To start with, she was slow and cautious throughout the program. She missed her opening flutz which would have been her combo but for the shaky landing. Her second flutz attempt was worse than the first, being seriously short in rotation, and there was no combo in the program at all and I think she fell on another jump attempt. I think, in total, Sasha had 4 clean triples. She stumbled in the footwork. Even her spins were slow. The program really looked new and undertrained, which was surprising given how well she had skated it the Marshall’s competition a few weeks earlier.
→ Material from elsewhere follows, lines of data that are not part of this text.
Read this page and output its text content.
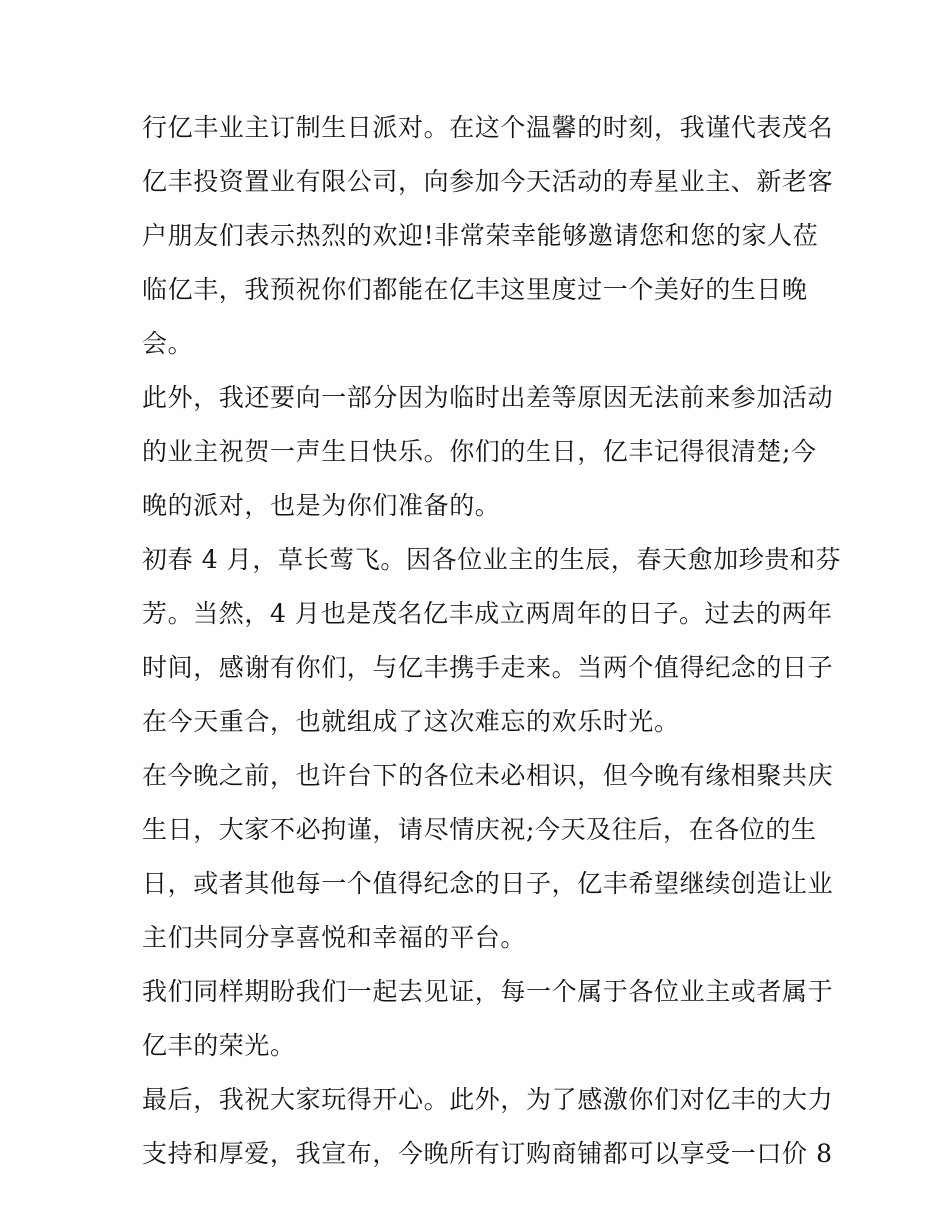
行亿丰业主订制生日派对。在这个温馨的时刻，我谨代表茂名
亿丰投资置业有限公司，向参加今天活动的寿星业主、新老客
户朋友们表示热烈的欢迎!非常荣幸能够邀请您和您的家人莅
临亿丰，我预祝你们都能在亿丰这里度过一个美好的生日晚
会。
此外，我还要向一部分因为临时出差等原因无法前来参加活动
的业主祝贺一声生日快乐。你们的生日，亿丰记得很清楚;今
晚的派对，也是为你们准备的。
初春 4 月，草长莺飞。因各位业主的生辰，春天愈加珍贵和芬
芳。当然，4 月也是茂名亿丰成立两周年的日子。过去的两年
时间，感谢有你们，与亿丰携手走来。当两个值得纪念的日子
在今天重合，也就组成了这次难忘的欢乐时光。
在今晚之前，也许台下的各位未必相识，但今晚有缘相聚共庆
生日，大家不必拘谨，请尽情庆祝;今天及往后，在各位的生
日，或者其他每一个值得纪念的日子，亿丰希望继续创造让业
主们共同分享喜悦和幸福的平台。
我们同样期盼我们一起去见证，每一个属于各位业主或者属于
亿丰的荣光。
最后，我祝大家玩得开心。此外，为了感激你们对亿丰的大力
支持和厚爱，我宣布，今晚所有订购商铺都可以享受一口价 8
Her basic skating was also an issue for me. I sat in the first row and I could clearly hear her scratching past me so the judges had to have heard it too. Watching and listening to her in warm-up was in stark contrast to Shizuka who has some of the cleanest, quietest edges ever. It was a treat just to watch her stroke around the ice. I figured Sasha would win the gold because she had a huge lead after the SP, but I didn’t expect her to win the LP, especially after Shizuka nailed her 3Z/3T.
I don’t understand how a skater who is slow, tentative, who wobbles from edge to edge in the entry to two of her jumps, and who fails to perform a program and simply skates through the music, is deserving of 9’s in any PCS category. The judges appeared to completely ignore Cohen’s flat, listless performance in the LP and gifted her with the same kind of PCS marks she’d been given for her SP. It always rankled me that this LP was held up for years as the best program in CoP history.
This was the first event judged under the new judging system and problems were immediately apparent. The following season, the 1 point deduction for a fall was mandated and I sincerely believe it was this LP that lead directly to that rule.